…and Other Number Crunching!
Senate Bill 141, the update of South Dakota child support laws delayed last month by misguided anti-child-support activists, comes before Senate Judiciary tomorrow (Tuesday) morning at 8 a.m. Expect supporters to present some basic math on how SB 141 works.
I’ve run the numbers and discovered the following facts about how SB 141 affects the child support table:
- Two separated parents making net monthly income of $1,050 or less (that’s $12,600 or less a year) see their child support obligation drop. SB 141 decreases the child support obligation for the poorest parents of two or more children by over 70%.
- Since July 2009, when South Dakota last updated the child support formula, the Consumer Price Index has increased 10.73%
- SB 141 imposes a 10.73% increase on child support obligation on no parents making less than $22,151 a month ($265,812 per year).
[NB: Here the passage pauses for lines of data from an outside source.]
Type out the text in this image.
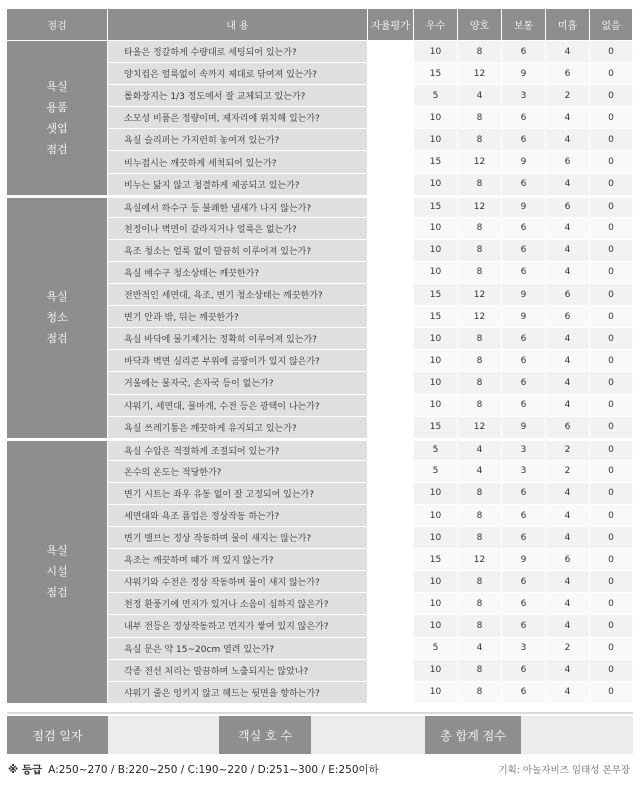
점검	내 용	자율평가	우수	양호	보통	미흡	없음
욕실
용품
셋업
점검	타올은 정갈하게 수량대로 세팅되어 있는가?		10	8	6	4	0
	양치컵은 얼룩없이 속까지 제대로 닦여져 있는가?		15	12	9	6	0
	롤화장지는 1/3 정도에서 잘 교체되고 있는가?		5	4	3	2	0
	소모성 비품은 정량이며, 제자리에 위치해 있는가?		10	8	6	4	0
	욕실 슬리퍼는 가지런히 놓여져 있는가?		10	8	6	4	0
	비누접시는 깨끗하게 세척되어 있는가?		15	12	9	6	0
	비누는 닳지 않고 청결하게 제공되고 있는가?		10	8	6	4	0
욕실
청소
점검	욕실에서 하수구 등 불쾌한 냄새가 나지 않는가?		15	12	9	6	0
	천정이나 벽면이 갈라지거나 얼룩은 없는가?		10	8	6	4	0
	욕조 청소는 얼룩 없이 말끔히 이루어져 있는가?		10	8	6	4	0
	욕실 배수구 청소상태는 깨끗한가?		10	8	6	4	0
	전반적인 세면대, 욕조, 변기 청소상태는 깨끗한가?		15	12	9	6	0
	변기 안과 밖, 뒤는 깨끗한가?		15	12	9	6	0
	욕실 바닥에 물기제거는 정확히 이루어져 있는가?		10	8	6	4	0
	바닥과 벽면 실리콘 부위에 곰팡이가 있지 않은가?		10	8	6	4	0
	거울에는 물자국, 손자국 등이 없는가?		10	8	6	4	0
	샤워기, 세면대, 물마개, 수전 등은 광택이 나는가?		10	8	6	4	0
	욕실 쓰레기통은 깨끗하게 유지되고 있는가?		15	12	9	6	0
욕실
시설
점검	욕실 수압은 적절하게 조절되어 있는가?		5	4	3	2	0
	온수의 온도는 적당한가?		5	4	3	2	0
	변기 시트는 좌우 유동 없이 잘 고정되어 있는가?		10	8	6	4	0
	세면대와 욕조 폼업은 정상작동 하는가?		10	8	6	4	0
	변기 밸브는 정상 작동하며 물이 새지는 않는가?		10	8	6	4	0
	욕조는 깨끗하며 때가 껴 있지 않는가?		15	12	9	6	0
	샤워기와 수전은 정상 작동하며 물이 새지 않는가?		10	8	6	4	0
	천정 환풍기에 먼지가 있거나 소음이 심하지 않은가?		10	8	6	4	0
	내부 전등은 정상작동하고 먼지가 쌓여 있지 않은가?		10	8	6	4	0
	욕실 문은 약 15~20cm 열려 있는가?		5	4	3	2	0
	각종 전선 처리는 말끔하며 노출되지는 않았나?		10	8	6	4	0
	샤워기 줄은 엉키지 않고 헤드는 뒷면을 향하는가?		10	8	6	4	0
점검 일자	객실 호 수	총 합계 점수
※ 등급 A:250~270 / B:220~250 / C:190~220 / D:251~300 / E:250이하	기획: 아놀자비즈 임태성 본부장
- There are two exceptions to that statement, one based on two inverted digits in the current table, one based on two inverted digits in SB 141, which I have pointed out to Senator Rusch in hopes of a correcting amendment in committee tomorrow.
- The average increase across all income brackets under $20K ranges from 2.72% for parents of six children to 3.31% for parents of one child.
- The current table caps child support obligations beyond the $20K bracket. that means parents with monthly net of $21K, $25K, $50K, and so on have the same child support dollar obligation as parents making $20K. SB 141 raises the cap bracket to $30K.
- Parents making more than $20K thus see larger increases than parents making less. The average increase in monthly child support obligation for parents netting $20,001–$30,000 a month ranges from 22.29% among parents of five children to 23.01% for parents of three children.
- If we average figures for parents netting $2,000 or less a month ($24,000 or less a year), SB 141 lowers the share of net monthly income obliged to chld support.
- For parents of one child in that income range, the share drops from 24.34% of monthly net to 23.41%.
- For parents of three children in that income range, the share drops from 38.57% to 34.80%.
- Almost no parents jointly making less than $3,200 a month ($38,400 a year) see SB 141 increase their child support obligation as a share of their net income by more than half a percentage point.
As made clear in the Child Support Commission’s December 2016 report, SB 141’s changes are based on objective economic analysis. As shown by the numbers above, the new formula spares many parents the full cost-of-living adjustment that a straight reading of the Consumer Price Index would justify.